Dr Jane Wilson-Howarth is charming and self-effacing, the kind of doctor a patient is fortunate to encounter. She is author of several books in different genres, but this, her autobiographical work, delves into the heart of a painful dilemma - to submit to the admonitions and gloomy prognostications of her fellow Cambridge doctors, or abandon the Western view and offer her son David a cheerful and dignified chance at life.  Here is an excerpt in Dr Jane's words... 
The one sympathetic hospital doctor in Cambridge had advised us to treat David normally and we took this as a licence to take him on his first trek; at the age of four months, we packed up David’s heart medicines and tubes and headed up over precipitous drops and wobbly rope bridges to explore drippy forests and medieval hill-forts. The mountains were spectacular and healing. Strangely David’s heart disease protected him from the effects of high altitude. Our arrival in each mountain village was heralded by choruses of, ‘Children have come!’ We’d be surrounded and David taken from his carrying basket to be handed around for all to cuddle. He glowed in all this attention. He smiled and burbled appreciatively at all his admirers. Nepalis helped us see David’s qualities and talent for laughter.

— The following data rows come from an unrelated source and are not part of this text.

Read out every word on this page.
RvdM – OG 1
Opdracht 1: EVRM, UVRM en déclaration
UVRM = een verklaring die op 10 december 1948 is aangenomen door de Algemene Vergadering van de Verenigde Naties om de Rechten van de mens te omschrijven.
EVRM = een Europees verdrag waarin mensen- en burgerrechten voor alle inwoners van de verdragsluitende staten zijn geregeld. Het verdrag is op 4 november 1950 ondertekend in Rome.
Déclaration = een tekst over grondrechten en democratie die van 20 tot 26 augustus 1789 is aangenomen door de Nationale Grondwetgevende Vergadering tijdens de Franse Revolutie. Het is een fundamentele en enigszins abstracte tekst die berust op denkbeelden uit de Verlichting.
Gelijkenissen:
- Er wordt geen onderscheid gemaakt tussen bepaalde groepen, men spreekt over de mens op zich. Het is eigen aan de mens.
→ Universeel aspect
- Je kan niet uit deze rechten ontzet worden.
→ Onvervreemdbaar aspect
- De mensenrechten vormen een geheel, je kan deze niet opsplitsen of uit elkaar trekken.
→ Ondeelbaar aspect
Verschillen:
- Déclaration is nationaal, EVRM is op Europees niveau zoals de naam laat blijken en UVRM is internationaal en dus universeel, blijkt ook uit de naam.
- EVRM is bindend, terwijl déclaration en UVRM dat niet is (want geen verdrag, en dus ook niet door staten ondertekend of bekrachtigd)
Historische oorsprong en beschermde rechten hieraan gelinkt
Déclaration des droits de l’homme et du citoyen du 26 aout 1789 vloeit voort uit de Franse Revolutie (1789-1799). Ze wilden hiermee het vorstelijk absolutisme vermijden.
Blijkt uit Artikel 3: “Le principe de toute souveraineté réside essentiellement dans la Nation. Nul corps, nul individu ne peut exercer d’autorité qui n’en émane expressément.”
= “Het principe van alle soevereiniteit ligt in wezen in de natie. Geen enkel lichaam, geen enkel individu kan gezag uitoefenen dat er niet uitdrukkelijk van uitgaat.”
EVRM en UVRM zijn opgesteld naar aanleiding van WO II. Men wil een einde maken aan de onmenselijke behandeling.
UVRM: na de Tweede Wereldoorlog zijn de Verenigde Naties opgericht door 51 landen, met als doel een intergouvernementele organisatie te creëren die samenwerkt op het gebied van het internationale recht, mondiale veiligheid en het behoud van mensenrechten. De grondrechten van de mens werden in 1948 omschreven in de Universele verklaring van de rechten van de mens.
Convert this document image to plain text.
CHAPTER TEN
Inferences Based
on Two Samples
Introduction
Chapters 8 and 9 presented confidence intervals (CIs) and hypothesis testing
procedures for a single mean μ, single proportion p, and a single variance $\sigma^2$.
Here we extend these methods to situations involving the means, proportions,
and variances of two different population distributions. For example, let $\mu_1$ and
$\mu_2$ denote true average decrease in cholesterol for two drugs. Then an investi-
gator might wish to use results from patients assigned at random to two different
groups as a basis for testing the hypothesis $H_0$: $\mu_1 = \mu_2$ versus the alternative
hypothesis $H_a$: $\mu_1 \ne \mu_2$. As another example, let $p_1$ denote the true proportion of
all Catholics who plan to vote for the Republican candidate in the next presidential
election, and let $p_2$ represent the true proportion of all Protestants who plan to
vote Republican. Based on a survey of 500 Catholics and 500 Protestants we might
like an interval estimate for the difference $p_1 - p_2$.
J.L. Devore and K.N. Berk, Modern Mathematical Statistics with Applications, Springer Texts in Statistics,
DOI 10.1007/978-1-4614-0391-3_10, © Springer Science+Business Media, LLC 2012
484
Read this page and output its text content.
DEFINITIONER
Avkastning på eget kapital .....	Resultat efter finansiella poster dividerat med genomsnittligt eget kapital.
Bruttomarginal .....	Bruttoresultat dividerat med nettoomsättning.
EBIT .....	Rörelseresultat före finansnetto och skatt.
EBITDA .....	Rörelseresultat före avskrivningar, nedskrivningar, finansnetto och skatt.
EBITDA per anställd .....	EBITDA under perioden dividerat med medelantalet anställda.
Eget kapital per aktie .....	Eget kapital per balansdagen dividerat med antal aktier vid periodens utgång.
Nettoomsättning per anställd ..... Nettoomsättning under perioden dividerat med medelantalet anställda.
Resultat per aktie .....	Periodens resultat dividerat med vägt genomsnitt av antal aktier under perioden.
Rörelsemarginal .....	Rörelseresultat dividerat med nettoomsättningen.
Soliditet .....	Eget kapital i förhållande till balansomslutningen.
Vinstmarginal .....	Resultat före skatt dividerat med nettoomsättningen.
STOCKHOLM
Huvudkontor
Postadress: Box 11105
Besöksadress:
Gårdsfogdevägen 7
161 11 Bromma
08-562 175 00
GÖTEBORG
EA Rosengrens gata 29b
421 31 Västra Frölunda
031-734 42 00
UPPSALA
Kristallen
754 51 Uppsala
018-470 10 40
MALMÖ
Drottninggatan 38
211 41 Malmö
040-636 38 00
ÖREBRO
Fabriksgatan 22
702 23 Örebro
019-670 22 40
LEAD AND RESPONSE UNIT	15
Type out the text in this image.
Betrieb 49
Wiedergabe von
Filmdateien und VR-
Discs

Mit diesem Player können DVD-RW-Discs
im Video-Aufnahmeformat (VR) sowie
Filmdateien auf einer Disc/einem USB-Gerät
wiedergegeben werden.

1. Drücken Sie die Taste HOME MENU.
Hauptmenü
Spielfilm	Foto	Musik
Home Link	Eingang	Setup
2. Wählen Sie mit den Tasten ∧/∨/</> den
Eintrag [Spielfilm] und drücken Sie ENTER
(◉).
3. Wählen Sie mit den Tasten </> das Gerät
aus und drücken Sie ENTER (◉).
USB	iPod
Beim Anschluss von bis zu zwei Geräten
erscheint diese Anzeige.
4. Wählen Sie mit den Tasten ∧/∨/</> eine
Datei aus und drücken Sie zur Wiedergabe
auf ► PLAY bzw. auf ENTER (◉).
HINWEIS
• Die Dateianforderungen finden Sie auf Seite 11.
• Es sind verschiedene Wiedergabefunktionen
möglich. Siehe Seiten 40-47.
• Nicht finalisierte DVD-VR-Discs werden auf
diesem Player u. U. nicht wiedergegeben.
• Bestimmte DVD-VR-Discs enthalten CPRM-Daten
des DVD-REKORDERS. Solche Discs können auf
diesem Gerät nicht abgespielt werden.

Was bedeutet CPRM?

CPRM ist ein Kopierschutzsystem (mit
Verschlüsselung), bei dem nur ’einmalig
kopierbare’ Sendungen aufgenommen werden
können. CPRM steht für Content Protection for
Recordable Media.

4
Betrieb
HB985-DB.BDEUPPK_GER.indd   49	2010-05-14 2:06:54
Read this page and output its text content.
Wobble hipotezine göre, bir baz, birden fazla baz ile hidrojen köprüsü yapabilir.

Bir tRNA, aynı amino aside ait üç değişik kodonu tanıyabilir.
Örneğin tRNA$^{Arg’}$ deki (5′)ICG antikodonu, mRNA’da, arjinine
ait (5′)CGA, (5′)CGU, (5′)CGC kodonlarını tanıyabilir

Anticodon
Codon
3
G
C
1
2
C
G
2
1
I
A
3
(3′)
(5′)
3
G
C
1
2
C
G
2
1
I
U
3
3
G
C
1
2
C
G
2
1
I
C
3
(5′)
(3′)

It was interesting as you can imagine, thinking about my long journeys down the very same corridors of this very Cambridge hospital. I told Dr Jane that I don't write about my experiences with doctors (well, except the blue-eyed surgeon of course). She wondered why not. Perhaps I might, now. Particularly the good doctors. They deserve to be honoured, as human beings more than anything else.